Now the dilemma began on how to break this demanding and time consuming habit that we allowed Scarlett to indulge.  In true Chris and Andrea Becher form we decided to go cold turkey.  We spent the first night talking to Scarlett and walking her through the expectations of the evening.  Telling her that she can ask for one thing and then we would have to leave her to fall asleep on her own.  For two nights this ended in serious screaming and crying and Chris falling asleep on her floor with his hand attached to her back for comfort.  Not what we had in mind when we decided to go "cold turkey".  So on night number three we did it.  We let Scarlett scream.  A type of scream we have never heard from her tiny mouth before.  The type reserved for children with a severe injury, or deep troublesome nightmares.  For an hour and a half we took turns picking her up and putting her back into bed after she wandered, screaming, into the living room to yell at us,  "I will never sleep".  She screamed "mommy, no" for a hour and I am sure that our neighbors thought there was something terribly wrong in our house.  We kept looking at each other questioning our decision and asking "what do we do?".  It was the first time since we took the cry it out method with Scarlett at 8 months old that we truly questioned our decision.  The only difference was this was harder.  The constant kicking, the fact that she could call out "no, momma" and "please stay", the slamming of her fists on the bed room door, the giant tears and chase from bed to living room, living room to bed.  All of these things could be cured with a 30 second cuddle, but that 30 seconds would turn into a lifetime of habits.

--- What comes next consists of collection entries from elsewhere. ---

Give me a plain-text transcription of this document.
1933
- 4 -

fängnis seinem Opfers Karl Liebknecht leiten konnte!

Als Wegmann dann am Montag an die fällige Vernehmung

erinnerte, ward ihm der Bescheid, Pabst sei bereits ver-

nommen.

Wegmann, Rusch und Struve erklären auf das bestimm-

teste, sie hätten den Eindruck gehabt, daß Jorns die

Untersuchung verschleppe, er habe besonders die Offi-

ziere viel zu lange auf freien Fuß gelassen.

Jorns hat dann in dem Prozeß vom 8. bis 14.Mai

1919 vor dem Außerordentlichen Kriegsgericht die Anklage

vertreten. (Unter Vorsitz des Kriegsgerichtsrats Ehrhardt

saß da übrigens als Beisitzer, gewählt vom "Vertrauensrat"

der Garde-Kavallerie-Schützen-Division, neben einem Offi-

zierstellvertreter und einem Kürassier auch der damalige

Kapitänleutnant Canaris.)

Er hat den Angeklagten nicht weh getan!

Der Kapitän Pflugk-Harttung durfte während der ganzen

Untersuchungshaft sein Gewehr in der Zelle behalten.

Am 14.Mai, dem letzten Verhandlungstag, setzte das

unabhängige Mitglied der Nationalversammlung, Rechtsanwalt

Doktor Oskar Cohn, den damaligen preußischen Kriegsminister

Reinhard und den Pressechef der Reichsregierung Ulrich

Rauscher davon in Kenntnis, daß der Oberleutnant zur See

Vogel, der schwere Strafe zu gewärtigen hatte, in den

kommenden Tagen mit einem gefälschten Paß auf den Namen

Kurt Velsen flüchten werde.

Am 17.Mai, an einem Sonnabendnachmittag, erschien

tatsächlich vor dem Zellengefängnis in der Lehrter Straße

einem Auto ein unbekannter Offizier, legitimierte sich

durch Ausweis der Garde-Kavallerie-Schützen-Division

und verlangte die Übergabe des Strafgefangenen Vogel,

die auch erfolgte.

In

With baby number two on the way Chris and I knew that a 45 minute to 1 hour bed time routine would no longer be an option.  We made the decision to let Scarlett "cry it out" because we knew when she woke up in the morning there would be a smile on her face and a faint memory of the night before.  That hour and a half battle would soon turn into 15 minutes and 15 minutes to instant understanding of what to expect at bedtime.  We still spend 20 minutes brushing teeth, reading books, saying prayers and singing songs and these 20 minutes will never change.  We chose to love Scarlett by guiding her habits.  By talking to her and trying to reason with her 2 year old brain.  We are still fighting the bed time battle, but every night is a little easier than the one before it.  The fits are a little calmer and shorter in duration.  We continue to give her hugs and put her gently into bed until her eyes finally shut and she drifts off to sleep, on her own.  Just one more step on the journey to independence.  Our little toddler is growing up.